In the case of The Five Ghosts, “the work” meant not only writing and recording a new album, but paying for nearly every aspect of it, as well. It was all a part of Stars’ aforementioned business enterprise, Soft Revolution Records—a self-run label they hope will one day own the rights to the entire Stars catalog, enabling their fans greater access to the band’s output.

“We’re basically basing a company just around the music that Stars makes,” Millan says, “and that will mean being able to re-release albums or put out more oddities and rarities... It’s really the best possible arrangement for our fans and for our future.”

Clearly, Stars is a band that understands its industry, but as The Five Ghosts shows, they aren’t letting it compromise their art.
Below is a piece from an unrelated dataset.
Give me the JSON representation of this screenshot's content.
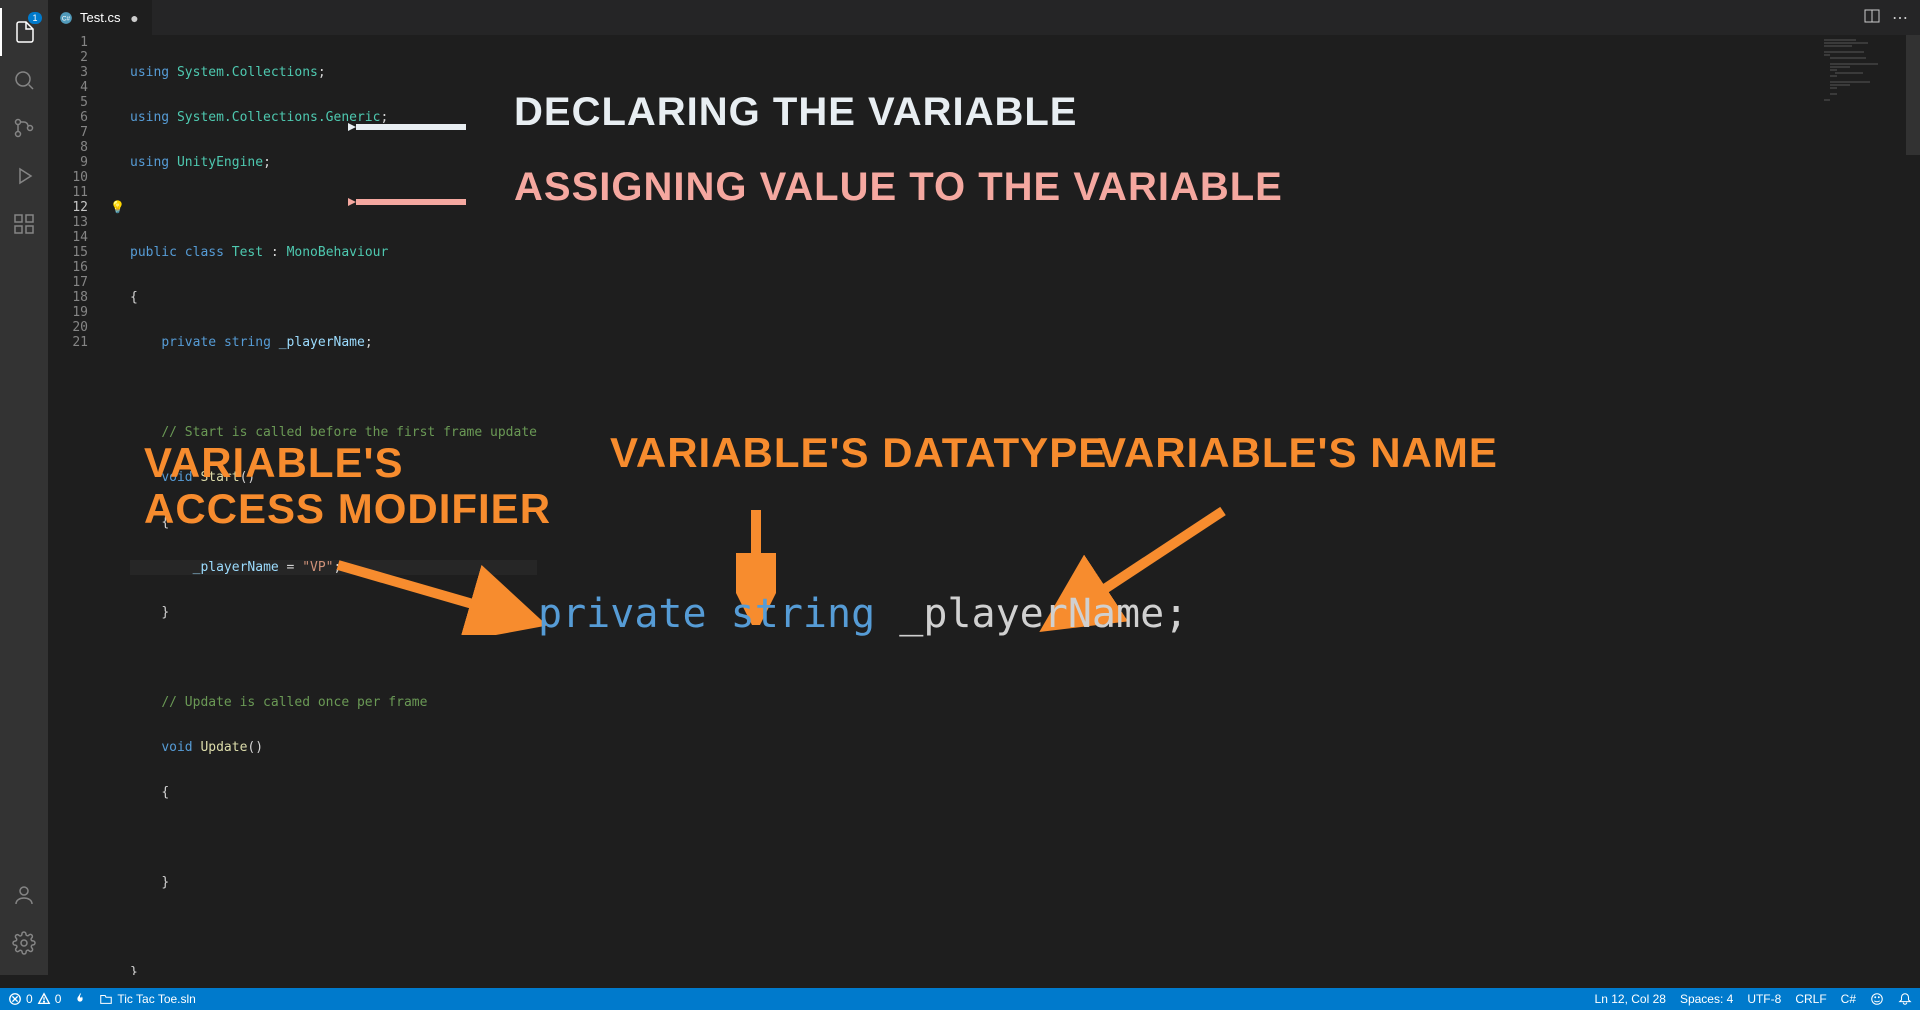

“I think the success we had with [the acclaimed 2004 album] Set Yourself on Fire created a lot of expectations for the follow-up, In Our Bedroom After the War [2007],” Millan says. “That was something we’d never experienced before when making a record. So when Bedroom came out, and some people liked it and some people didn’t, it was like the pressure then was off. We realized, ‘Okay, we can have that pressure album and survive it.’ So The Five Ghosts kind of felt like going back to the beginning, where we have nothing to lose. We’ve got our fans and this quiet part of the world, so let’s just go in there with the five of us and not make music for any other reason than for each other.”

The result is an album that’s more pointed, immediate, and fulfilling than In Our Bedroom without really migrating too far from Stars’ trademark sound— epic, synthy orchestral pop buoyed by the heart-wrenching vocal interplay of Millan and Torquil Campbell.

Much in the way that her voice splits the difference between Feist’s silky fragility and Emily Haines’s streetwise intensity in Broken Social Scene, Millan is the master of versatility in Stars, as well— her sweet soprano sounding equally at home on a wistful ballad (“Changes”) as it does on a spunky dancefloor duet with Campbell (“We Don’t Want Your Body”).

“I think it’s my love of the theater— trying to channel different moods and voices of different characters,” Millan says. “A lot of the times when I’m singing, I think I sound like Tom Waits, and then I hear myself back, and I realize I don’t sound like Tom Waits at all. I sound like a 13 year-old girl [laughs]. But I’m definitely striving to have a range of emotions that you can draw from on something beyond just a two dimensional level.”

As evidenced by her solo work, Millan’s musical roots actually lie in country, folk, and jazz. “I’ll be honest with you, I didn’t really listen to pop music before I joined Stars,” she admits. Rather than seeing that as an obstacle, however, Millan identifies it as one of Stars’ secret weapons: it’s not what they all have in common that makes them good—it’s what they don’t.

“We all come from very different influences,” she says. “Chris Seligman (keys) and Evan Cranley (bass) grew up playing classical music in a brass quartet. And Evan is also a huge follower of jazz, which you can hear in his bass parts. Patty McGee (drums) listens to Converge and a lot of hardcore music. I could just lie in a bath and listen to Billie Holiday all day. And then you have Torquil’s kind of obsession with ‘80s pop music. So you bring all of us together in a room, and what happens is Stars! Instead of having something that’s pastiche, you get something that’s unique on its own.”